Теперь откладывает ложку дядя Степан; смотрит по-бычьи, как бы не совсем понимая, и потом говорит средь тишины:
— Ты это… обожди, чего ты тут? Я ить и вдарить могу за такое. Я не погляжу. Ругаться всякий дурак сумеет. Я как лучше хотел.
— Хотел, да хотелку забыл, — презрительно кривится Лексеич и принимается за лапшу, перегорел уже. Никого он не боится, никогда, дядю Степана тем более. — Что с тобой говорить, с ушибленным…
— Я ушибленный, а ты уроненный, вот и все дела. Чем ты это лучше меня? Я, по крайности, хоть на людей не кидаюсь как собака. Спокою даю. Человеку, если хошь, спокой первое дело. Чтоб спокой, тогда все пойдет.
— Это у тебя-то пойдет?!
— А хоть у кого. Галопом жить чего легче. Нынче за это схватился, завтра за то, до дела не довел, сам дальше поскакал… Один вид, а не работа. Мудрости не надо, одни ноги. Ты вон скачешь, а колеса правда что еле держатся, то и гляди соскочут. Гайки небось целый год не подтягивал. А мне говоришь.
— Ты их что, проверял, мои гайки?!
— Я и так знаю.
— Так он знает, торопыга… Да по мне лучше в тюрьме… лучше воли век не видать, чем как ты жить! Это ж курям на смех — за день шесть рейсов!.. Ведь на курево не заработал — ты, бугай!
— Семь, а сейчас восьмой будет. Семь, да мои. — Дядя Степан уже опять спокоен, как будто ничего и не было; подымается, зачерпывает корцом из бочки родниковой водицы и пьет, мерно и не торопясь заглатывая, светлые меркнущие капли сбегают по широкому подбородку, по рубахе, старой, темной. Утирается потом, глядит: — А хошь, я те докажу?
— Чего ты докажешь?
— А с гайками. Сейчас вот принесу ключ и докажу.
— Пош-шел ты!..
Припозднилось в степи, тихо, даже кузнечики перестали пилить, одни лишь огни в поле и рокот дальний, еле отделимый от тишины. Робко вызвездило наверху. Звякает в кухоньке посуда, это тетя Клавдя с напарницей прибирают наспех, завтра им чуть свет на ноги, опять кормить людей, без хорошей кормежки такое дело не потянешь. Им тоже пора бы домой, «спать без задних ног», как мать говорит, а Лексеичу к своей Нюрке, хватит бы на сегодня — но рейс надо сделать, это уж не меньше. А может, и еще один, как хозяин решит. Неужто нарочно он, тушканчиков?

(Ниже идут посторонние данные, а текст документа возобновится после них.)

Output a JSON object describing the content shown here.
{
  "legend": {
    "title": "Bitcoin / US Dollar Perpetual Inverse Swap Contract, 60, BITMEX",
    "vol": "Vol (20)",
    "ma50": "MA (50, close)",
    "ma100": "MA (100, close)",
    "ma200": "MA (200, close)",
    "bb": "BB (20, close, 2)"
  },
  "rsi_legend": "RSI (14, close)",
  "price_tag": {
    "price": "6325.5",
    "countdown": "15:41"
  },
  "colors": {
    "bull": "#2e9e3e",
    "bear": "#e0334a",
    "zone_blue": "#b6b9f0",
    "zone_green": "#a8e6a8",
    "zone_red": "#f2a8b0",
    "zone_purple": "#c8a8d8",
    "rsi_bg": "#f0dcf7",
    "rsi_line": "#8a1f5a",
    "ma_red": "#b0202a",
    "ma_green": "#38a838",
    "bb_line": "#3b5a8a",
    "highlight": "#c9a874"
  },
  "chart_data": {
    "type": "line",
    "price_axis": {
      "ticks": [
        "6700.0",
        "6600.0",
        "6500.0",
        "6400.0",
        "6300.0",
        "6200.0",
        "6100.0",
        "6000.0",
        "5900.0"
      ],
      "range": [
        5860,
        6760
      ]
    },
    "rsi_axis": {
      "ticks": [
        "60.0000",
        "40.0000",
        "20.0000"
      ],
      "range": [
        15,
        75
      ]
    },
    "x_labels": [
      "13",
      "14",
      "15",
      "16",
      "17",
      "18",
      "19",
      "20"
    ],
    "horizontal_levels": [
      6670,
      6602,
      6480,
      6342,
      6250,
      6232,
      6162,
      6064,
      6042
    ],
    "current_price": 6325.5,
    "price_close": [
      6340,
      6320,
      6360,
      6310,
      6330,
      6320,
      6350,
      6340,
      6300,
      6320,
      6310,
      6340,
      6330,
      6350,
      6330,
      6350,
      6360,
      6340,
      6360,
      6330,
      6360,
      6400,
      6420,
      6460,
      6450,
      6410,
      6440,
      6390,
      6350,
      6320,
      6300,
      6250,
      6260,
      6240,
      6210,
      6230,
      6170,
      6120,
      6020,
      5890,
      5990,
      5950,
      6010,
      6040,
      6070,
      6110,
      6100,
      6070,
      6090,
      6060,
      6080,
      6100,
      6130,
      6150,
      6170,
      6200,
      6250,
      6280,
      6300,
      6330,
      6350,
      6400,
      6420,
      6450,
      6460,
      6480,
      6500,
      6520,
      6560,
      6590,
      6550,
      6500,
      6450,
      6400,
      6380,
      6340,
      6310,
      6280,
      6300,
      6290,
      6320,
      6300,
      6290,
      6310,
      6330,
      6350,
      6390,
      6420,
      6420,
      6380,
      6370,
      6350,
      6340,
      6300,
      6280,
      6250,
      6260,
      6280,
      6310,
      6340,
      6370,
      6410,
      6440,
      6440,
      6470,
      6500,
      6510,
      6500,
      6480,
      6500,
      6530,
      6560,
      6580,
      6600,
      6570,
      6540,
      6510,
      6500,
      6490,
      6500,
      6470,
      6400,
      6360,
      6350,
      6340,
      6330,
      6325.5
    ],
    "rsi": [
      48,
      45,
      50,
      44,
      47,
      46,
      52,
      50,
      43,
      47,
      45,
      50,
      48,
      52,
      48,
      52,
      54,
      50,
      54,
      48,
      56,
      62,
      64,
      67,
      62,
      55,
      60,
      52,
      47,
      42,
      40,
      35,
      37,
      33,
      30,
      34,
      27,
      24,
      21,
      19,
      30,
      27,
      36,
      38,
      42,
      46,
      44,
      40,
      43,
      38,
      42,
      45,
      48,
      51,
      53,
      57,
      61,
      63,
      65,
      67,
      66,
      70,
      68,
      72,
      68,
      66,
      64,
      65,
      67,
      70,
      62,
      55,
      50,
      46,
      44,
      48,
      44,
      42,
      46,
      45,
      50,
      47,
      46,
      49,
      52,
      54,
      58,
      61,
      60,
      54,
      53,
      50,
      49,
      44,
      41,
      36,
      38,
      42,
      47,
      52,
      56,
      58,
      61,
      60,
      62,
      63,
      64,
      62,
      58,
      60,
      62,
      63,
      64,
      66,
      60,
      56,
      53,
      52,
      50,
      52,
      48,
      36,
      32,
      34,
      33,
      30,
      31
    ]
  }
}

Тяжело, будто нагруженный, переваливаясь на бороздах и ноя мотором, отбыл в поле Степанов ЗИС, и долго еще там виднелся, кочевал красноватый огонек его, не терялся все никак, не теряется… Засобирались, покончив с ужином, и они — мигали, звали полевые огни. Подъехали к тарахтящему всем своим железным нутром комбайну, в пыльный свет боковой фары его, в метель жаркую половы и грубых машинных запахов, стали под хобот; и тут же комбайн взрыкнул, тяжело, толчками зашуршала, зашумела в выгрузном шнеке пшеница, нетерпеливо, словно соскучившись в бункере, — и пошла, затопляя тяжелыми ласковыми волнами дно, борта кузова, босые ноги. «А мы вас уже и не ждали! — кричал им, показывая белые, яркие на земляном лице зубы, здоровенный парень Мишок, штурвальный Петра Федоровича. — Думали ночевать с зерном, а тут вы… Молодцы!» А молодцы разваливают, разгоняют пшеницу по кузову, не до разговоров. Сам воздух гудит, дрожит вокруг них от горячей дрожи, от торжества машины, пыль висит в слепящем свете — хлебная, густая, сам хлеб валит, и надо успеть, иной заботы пока нет…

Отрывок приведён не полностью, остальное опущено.